Run Jasmine Specs via Capybara. That way, you can run it under any of capybara's javascript drivers. Headless yay!
Add this line to your application's Gemfile:
gem 'capybara-jasmine'
And then execute:
$ bundle
Or install it yourself as:
$ gem install capybara-jasmine
Capybara::Jasmine follows Rake TestTask's style of definition (since it is a test task). Add this to your Rakefile
(or in Rails under lib/tasks/capybara_jasmine.rake
for example):
# Load the library
require 'capybara-jasmine'
# In this case, I want to use webkit, so load it
require 'capybara-webkit'
# Define my task. Arguments are the same as any rake task (dependencies, etc)
# In this case, I'll name it "capyspec" and it will depend on my "coffee"
# task that compiles my coffeescript.
Capybara::Jasmine::TestTask.new "capyspec" => "coffee" do |t|
# Inside the block runs just before running the test, so you can
# do any capybara setup here.
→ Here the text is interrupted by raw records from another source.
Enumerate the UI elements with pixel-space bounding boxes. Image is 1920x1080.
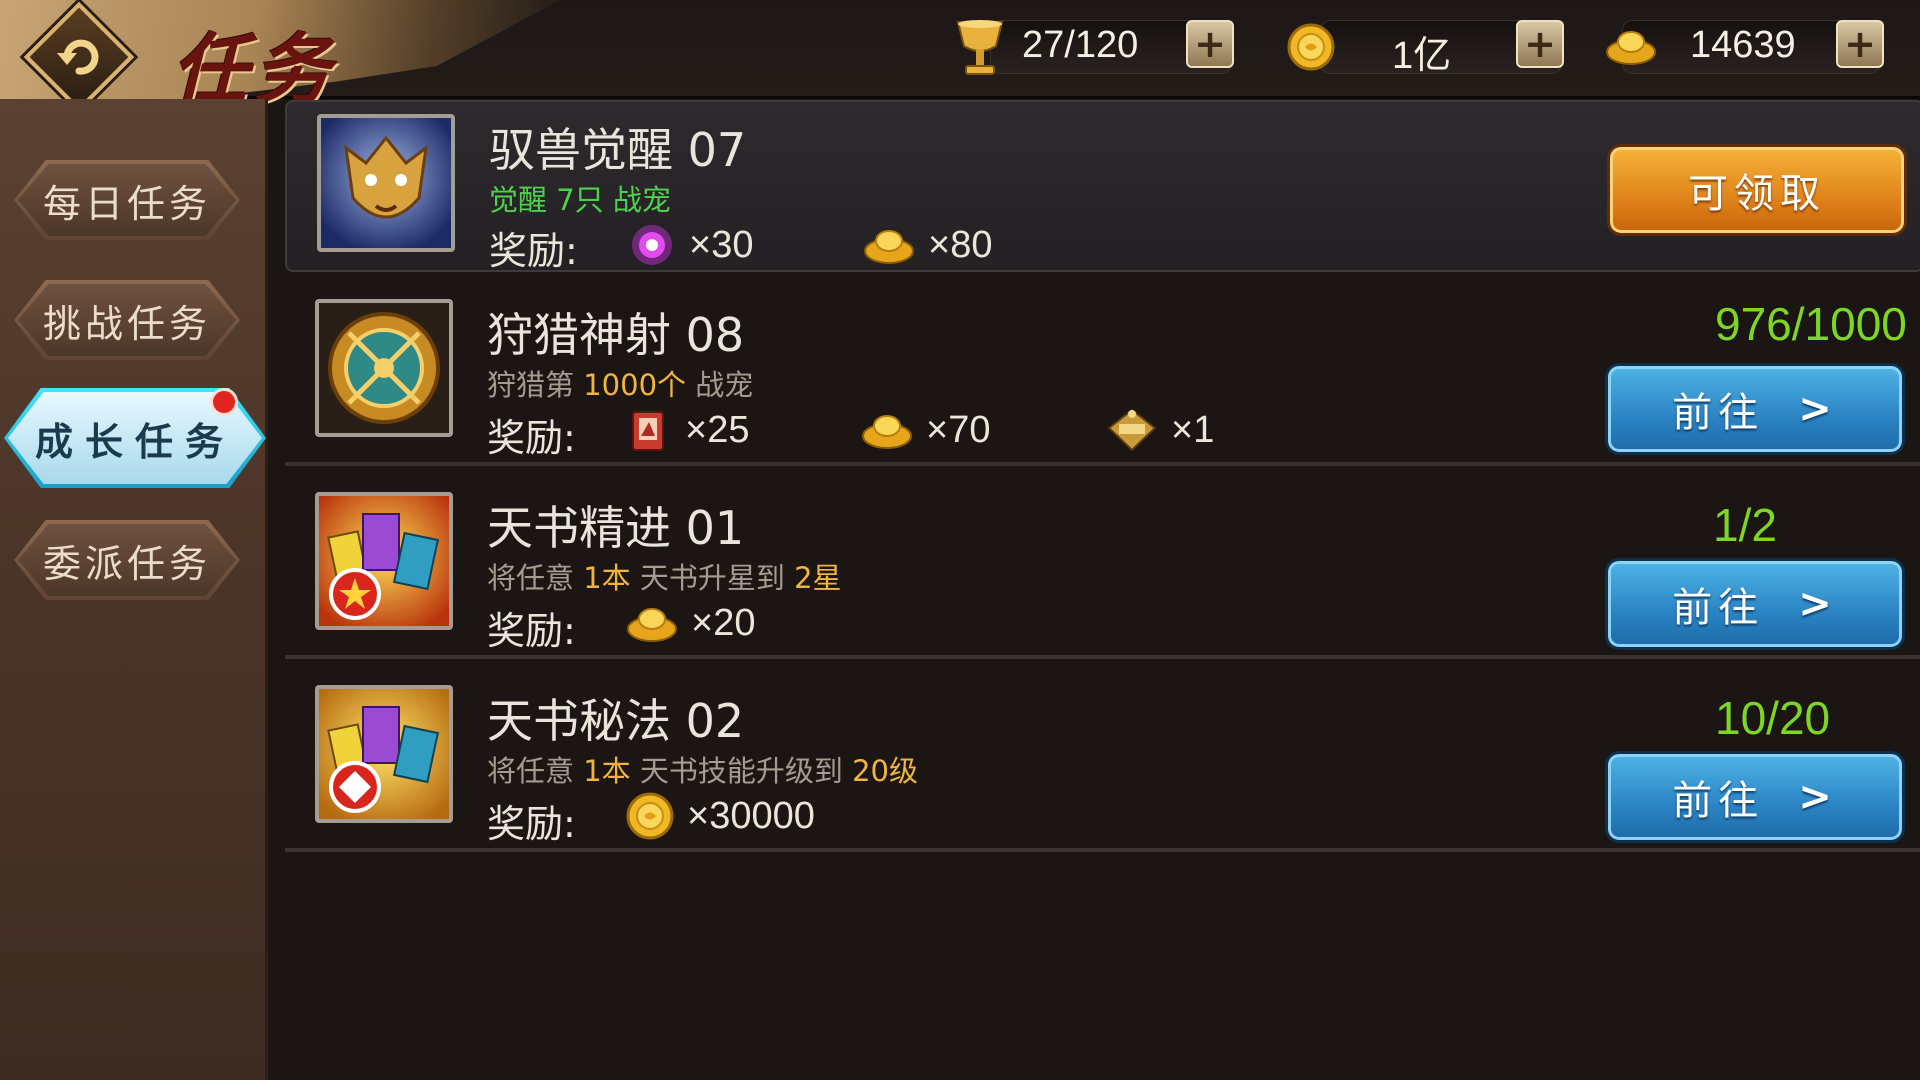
gold-coin-icon: [1286, 22, 1336, 76]
task-description: 将任意 1本 天书升星到 2星: [487, 561, 842, 595]
task-progress: 1/2: [1713, 499, 1777, 551]
task-row: 狩猎神射 08 狩猎第 1000个 战宠 奖励: ×25 ×70 ×1 976/…: [285, 287, 1920, 466]
button-label: 前往: [1672, 778, 1765, 824]
task-description: 狩猎第 1000个 战宠: [487, 368, 754, 402]
go-button[interactable]: 前往 >: [1605, 558, 1905, 650]
reward-item: ×80: [862, 220, 992, 270]
notification-badge: [210, 388, 238, 416]
scroll-card-icon: [632, 411, 664, 451]
tab-label: 每日任务: [42, 181, 211, 226]
task-progress: 976/1000: [1715, 298, 1907, 350]
task-row: 驭兽觉醒 07 觉醒 7只 战宠 奖励: ×30 ×80 可领取: [285, 100, 1920, 273]
task-row: 天书秘法 02 将任意 1本 天书技能升级到 20级 奖励: ×30000 10…: [285, 673, 1920, 852]
reward-item: ×25: [625, 405, 749, 455]
heavenly-book-star-icon: [315, 492, 453, 630]
reward-label: 奖励:: [489, 229, 578, 273]
title-badge-icon: [1107, 408, 1157, 452]
stamina-cup-icon: [952, 16, 1008, 80]
button-label: 前往: [1672, 585, 1765, 631]
tab-label: 委派任务: [42, 541, 211, 586]
reward-quantity: ×30: [689, 223, 754, 266]
reward-label: 奖励:: [487, 609, 576, 653]
reward-quantity: ×70: [926, 408, 991, 451]
task-row: 天书精进 01 将任意 1本 天书升星到 2星 奖励: ×20 1/2 前往 >: [285, 480, 1920, 659]
chevron-right-icon: >: [1798, 774, 1838, 820]
task-description: 觉醒 7只 战宠: [489, 183, 671, 217]
chevron-right-icon: >: [1798, 386, 1838, 432]
reward-item: ×30: [627, 220, 753, 270]
tab-label: 成长任务: [34, 419, 235, 464]
tab-label: 挑战任务: [42, 301, 211, 346]
task-description: 将任意 1本 天书技能升级到 20级: [487, 754, 919, 788]
gold-ingot-icon: [627, 608, 677, 642]
hunting-compass-icon: [315, 299, 453, 437]
reward-item: ×1: [1105, 405, 1214, 455]
ingot-value: 14639: [1690, 24, 1796, 66]
reward-quantity: ×1: [1171, 408, 1215, 451]
coin-value: 1亿: [1392, 35, 1452, 77]
reward-item: ×70: [860, 405, 990, 455]
heavenly-book-skill-icon: [315, 685, 453, 823]
reward-quantity: ×20: [691, 601, 756, 644]
purple-orb-icon: [632, 225, 672, 265]
task-name: 狩猎神射 08: [487, 308, 745, 362]
tab-challenge-tasks[interactable]: 挑战任务: [14, 280, 240, 360]
task-name: 天书精进 01: [487, 501, 745, 555]
gold-ingot-icon: [864, 230, 914, 264]
task-name: 天书秘法 02: [487, 694, 745, 748]
reward-quantity: ×80: [928, 223, 993, 266]
gold-ingot-icon: [1604, 26, 1658, 70]
reward-item: ×30000: [625, 791, 815, 841]
reward-quantity: ×25: [685, 408, 750, 451]
reward-label: 奖励:: [487, 802, 576, 846]
task-name: 驭兽觉醒 07: [489, 123, 747, 177]
reward-quantity: ×30000: [687, 794, 815, 837]
beast-awakening-icon: [317, 114, 455, 252]
task-progress: 10/20: [1715, 692, 1831, 744]
tab-assigned-tasks[interactable]: 委派任务: [14, 520, 240, 600]
button-label: 前往: [1672, 390, 1765, 436]
claim-reward-button[interactable]: 可领取: [1607, 144, 1907, 236]
gold-coin-icon: [626, 792, 674, 840]
stamina-plus-button[interactable]: +: [1186, 20, 1234, 68]
coin-plus-button[interactable]: +: [1516, 20, 1564, 68]
stamina-value: 27/120: [1022, 24, 1139, 66]
reward-item: ×20: [625, 598, 755, 648]
back-arrow-icon[interactable]: [40, 18, 118, 96]
ingot-plus-button[interactable]: +: [1836, 20, 1884, 68]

I'm going to set the JS driver to
# webkit instead of the default selenium.
Capybara.javascript_driver = :webkit
# Like Rake::TestTask, tell it what your lib files are.
# Here, I'm mixing some files that must come first (order dependent)
# with some wildcard searches, and then uniqing so they don't show up
# multiple times and overwrite each other
t.lib_files = ([
"vendor/jquery-1.8.2.js",
"vendor/underscore.js",
"vendor/backbone.js",
"public/mb.js"
] + FileList["public/**/*.js"]).uniq
# Lastly, our spec files. This can just be a wildcard in my case
t.spec_files = FileList["spec/**/*Spec.js"]
end
Now, I just run rake capyspec
and I get something like this:
Failed: True should not be truthy
Error: Expected true not to be truthy.